By late March 2020, about 20% of the world’s population was in lockdown, with those numbers rising all the time. In South Africa, all but those in essential services are in lockdown. Medical professionals and research scientists are among those continuing to work from laboratories and research units to contribute to the country’s response.
This isn’t something that should be taken lightly. The fact that South Africa has skilled researchers who are able to apply their minds towards solutions to the pandemic is testament to the country’s research infrastructure. This is infrastructure that the government, particularly the Department of Science and Innovation, has been pivotal in funding and supporting.
It’s also a sobering reminder that investment in research matters. While there are a variety of very good and important reasons for both doing research and funding research, the chief reason is that research provides essential insurance against catastrophic events.
Unfortunately most catastrophic events cannot be predicted. What can be done is to ensure a robust stream of research and researchers who will be ready and able to assist in times of crisis – whether they’re developing vaccines, treating diseases or tackling insect and plant invasions that threaten ecosystems and agriculture.
Centres of excellence
South Africa boasts a research infrastructure that is unequalled on the African continent. While there is no question that the country has some serious economic and political challenges, five out of six universities in Africa that are ranked in the top 500 by the Shanghai Academic Rankings are in South Africa. The ranking system uses research output as a significant part of its evaluation criteria. And, 70% of the researchers in Africa listed on analytics company Clarivate’s most highly cited list work in South Africa. The country’s strong research infrastructure was one of the reasons that it won the bid for hosting the world’s largest radio telescope, the Square Kilometre Array, in 2012.
One of the South African government’s biggest research initiatives has involved setting up centres of excellence. This funding instrument was launched in 2004 with the establishment of seven centres of excellence. Another eight have been set up since then. These centres focus on five key performance areas: research/knowledge production; education and training; information brokerage; networking; and service rendering. The centres are awarded on a competitive basis through open calls to publicly funded higher education institutions.
And this approach is showing positive results. For instance, at least two of the country’s centres of excellence are actively involved in South Africa’s fight against SARS-CoV-2.
The work these centres are doing is only possible because a great deal of time, focus and funding has gone into establishing and maintaining them. They are led by accomplished, skilled researchers who train others to follow in their footsteps.
Future of research
This isn’t to suggest that South Africa’s research landscape is perfect. Research budgets are under pressure, and there are still some who question whether the country’s universities need to actively conduct research. The argument is that university professors should focus their energies on teaching classes to undergraduate students and that research programmes are an expensive luxury that constrained budgets cannot afford.
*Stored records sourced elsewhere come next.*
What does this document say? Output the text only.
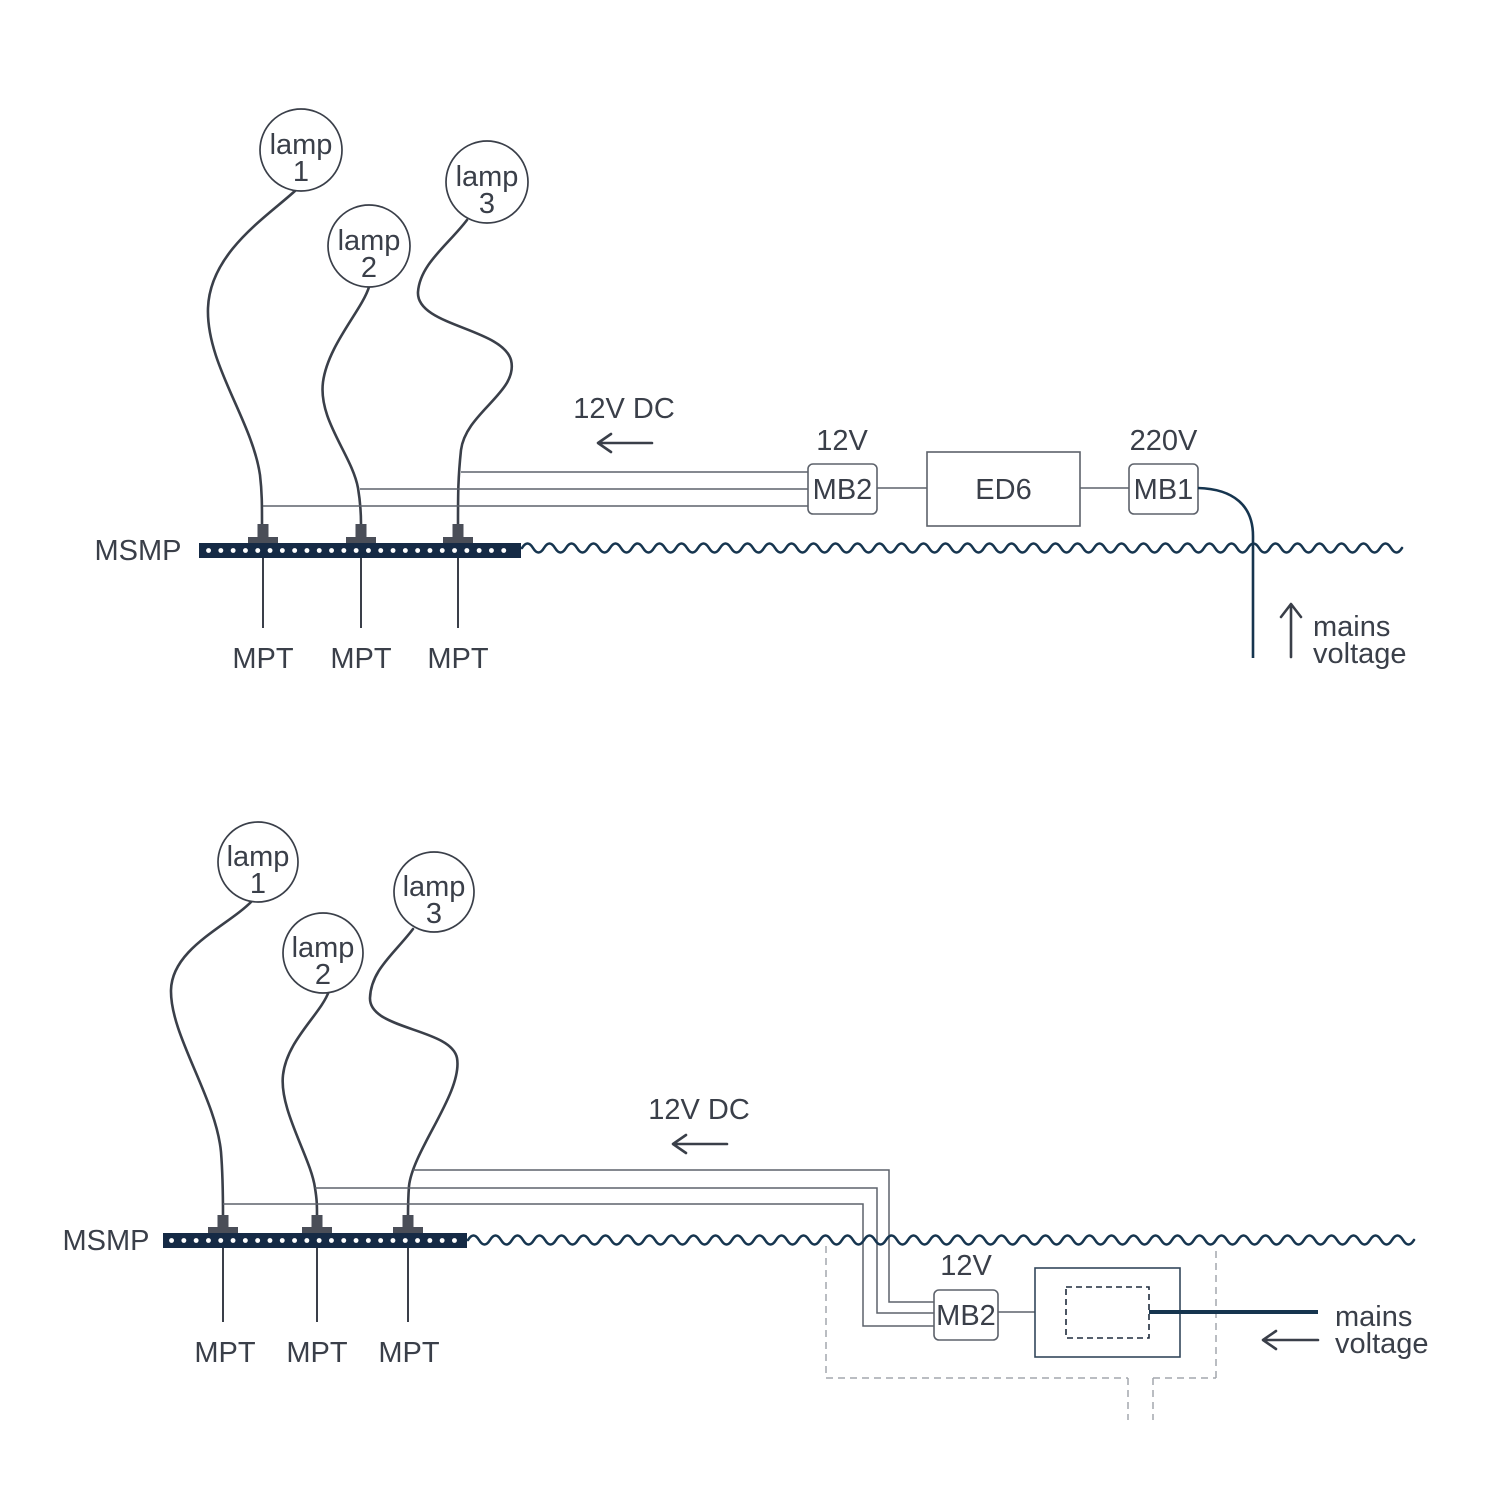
lamp
1
lamp
2
lamp
3
12V DC
12V
MB2	ED6
220V
MB1
mains
voltage
MSMP
MPT MPT MPT
lamp
1
lamp
2
lamp
3
12V DC
MSMP
MPT MPT MPT
12V
MB2	mains
voltage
Hopefully the world’s current on focus on COVID-19 will lead to a greater appreciation of research. In the South African and broader African context, I also hope that countries will realise how important it is not just to rely on importing research from elsewhere. Of course it’s useful and valuable to import knowledge from elsewhere, especially when the crisis is global. But whether it’s COVID-19 or other issues, countries need their own research base to apply this knowledge in a local context.
Every measure must be taken to protect existing research programmes, even while budgets are being curtailed. These programmes are South Africa’s insurance, providing protection against calamity in future years.
Professor Brenda Wingfield holds the DST-NRF SARChI chair in Fungal Genomics and is a Professor in the Department of Biochemistry, Genetics and Microbiology at the University of Pretoria.
This article first appeared in The Conversation on 8 April 2020.